Relational Databases (SQL)
Data is stored in tables with rows and columns. Each dataset is uniquely identifieable with a Primary Key and Tables are linked through foreign keys, forming a structured schema.
- Data is queried using SQL (Structured Query Language)
- Schema is defined upfront and enforced by the database
- Best suited for structured data with clear relationships
Common systems: PostgreSQL, MySQL, SQLite, Microsoft SQL Server, Oracle DB
Key Concepts
Normalization: Organizing tables to reduce data redundancy:
- 1NF: Atomic values, no repeating groups
- 2NF: No partial dependencies on composite keys
- 3NF: No transitive dependencies
ACID Properties: Guarantees for reliable transactions:
- Atomicity: A transaction either fully succeeds or fully fails
- Consistency: Data always moves from one valid state to another
- Isolation: Concurrent transactions do not interfere with each other
- Durability: Committed changes persist even after a crash
Non-Relational Databases (NoSQL)
Designed for flexible, scalable storage of unstructured or semi-structured data. No fixed schema required.

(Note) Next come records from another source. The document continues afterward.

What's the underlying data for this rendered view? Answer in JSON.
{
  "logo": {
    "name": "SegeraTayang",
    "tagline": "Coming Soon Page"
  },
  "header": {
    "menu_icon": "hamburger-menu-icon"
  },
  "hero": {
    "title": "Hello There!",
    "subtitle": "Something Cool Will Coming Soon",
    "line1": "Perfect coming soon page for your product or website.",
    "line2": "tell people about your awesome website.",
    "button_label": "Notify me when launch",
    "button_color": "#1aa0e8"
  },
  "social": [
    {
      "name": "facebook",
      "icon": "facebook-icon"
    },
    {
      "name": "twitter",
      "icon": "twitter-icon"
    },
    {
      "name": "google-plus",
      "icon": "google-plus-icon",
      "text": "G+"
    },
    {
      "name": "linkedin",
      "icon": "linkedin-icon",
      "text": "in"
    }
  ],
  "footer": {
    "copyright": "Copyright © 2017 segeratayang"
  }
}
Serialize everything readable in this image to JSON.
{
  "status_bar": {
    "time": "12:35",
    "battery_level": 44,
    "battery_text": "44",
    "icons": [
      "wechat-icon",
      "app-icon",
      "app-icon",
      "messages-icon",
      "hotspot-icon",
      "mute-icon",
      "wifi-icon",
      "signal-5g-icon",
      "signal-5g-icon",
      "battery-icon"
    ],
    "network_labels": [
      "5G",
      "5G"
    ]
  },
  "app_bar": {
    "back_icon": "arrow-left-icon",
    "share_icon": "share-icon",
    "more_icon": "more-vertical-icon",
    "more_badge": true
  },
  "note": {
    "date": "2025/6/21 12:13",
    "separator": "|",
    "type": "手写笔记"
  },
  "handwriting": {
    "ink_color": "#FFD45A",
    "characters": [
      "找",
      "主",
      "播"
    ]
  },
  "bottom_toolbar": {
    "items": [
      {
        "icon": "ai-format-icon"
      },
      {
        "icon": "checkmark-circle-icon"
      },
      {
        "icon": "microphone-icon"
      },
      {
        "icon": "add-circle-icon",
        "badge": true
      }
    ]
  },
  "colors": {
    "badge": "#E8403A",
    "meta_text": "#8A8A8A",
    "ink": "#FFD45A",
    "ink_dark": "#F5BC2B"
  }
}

| Type | Description | Example Systems |
|---|---|---|
| Document | Stores JSON-like documents | MongoDB, CouchDB |
| Key-Value | Simple key => value pairs | Redis, DynamoDB |
| Column-Family | Optimized for columnar reads/writes | Apache Cassandra |
| Graph | Nodes and edges for relationship-heavy data | Neo4j |
Relational vs. NoSQL
| Relational | NoSQL | |
|---|---|---|
| Schema | Fixed, predefined | Flexible / schema-less |
| Query language | SQL | Varies (e.g., MongoDB Query Language) |
| Scaling | Vertical (scale up) | Horizontal (scale out) |
| Consistency | Strong (ACID) | Often eventual consistency |
| Best for | Structured data, complex joins | Large scale, flexible or hierarchical data |